Non solo smartwatch. Anche i normali orologi sono finiti nel mirino delle autorità scolastiche. Il motivo? Troppo simili proprio alle controparti "intelligenti" che ormai hanno invaso il mercato e che permettono di accedere al web e nascondere in bella vista le informazioni da sbirciare durante gli esami. All'estero e in Italia, oltre a smartphone e smartwatch ora anche gli orologi non saranno accettati al polso degli studenti durante le sessioni d'esame. L'ultimo ateneo ad aver aderito a questa decisione è quello di Kyoto, che dal prossimo anno chiederà a tutti i ragazzi di consegnare ogni tipo di orologio.
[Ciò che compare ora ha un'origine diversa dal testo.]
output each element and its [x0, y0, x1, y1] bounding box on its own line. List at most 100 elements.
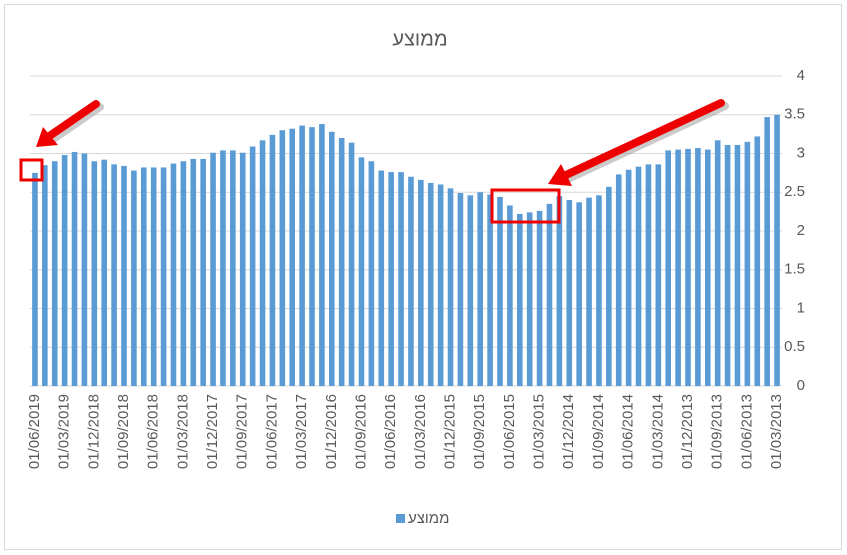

Ciò che ha spinto verso questa decisione è proprio la somiglianza tra i due dispositivi: da un lato un innocuo orologio meccanico, dall'altra un dispositivo con il quale introdurre nell'esame potenzialmente qualsiasi tipo di informazione, anche le risposte complete del test. E così via ogni tipo di possibile distrazione o "bigino": anche in Italia – a Chieti, per esempio, ma anche a Pescara – gli orologi devono essere inseriti in alcuni sacchetti e consegnati ai docenti, che li restituiscono solo ad esame terminato. Lo stesso succede nel Nuovo Galles del Sud, in Australia, Cambridge, Oxford, Goldsmiths e nelle università degli Stati Uniti.
Il problema degli smartwatch risulta ancora più pressante rispetto a quello degli smartphone, già accusati di permettere agli studenti sotto esame di comunicare con il mondo esterno, pubblicando testi e ricevendo risposte in diretta. Proprio a Kyoto, per esempio, nel 2011 un ragazzo è stato arrestato perché trovato mentre pubblicava le domande di un test d'ammissione online, ovviamente con l'intento di ricevere le risposte corrette. Con gli smartwatch il problema risiede proprio nella difficoltà di individuare il dispositivo, che potrebbe mostrare testi o immagini senza che i docenti se ne accorgano.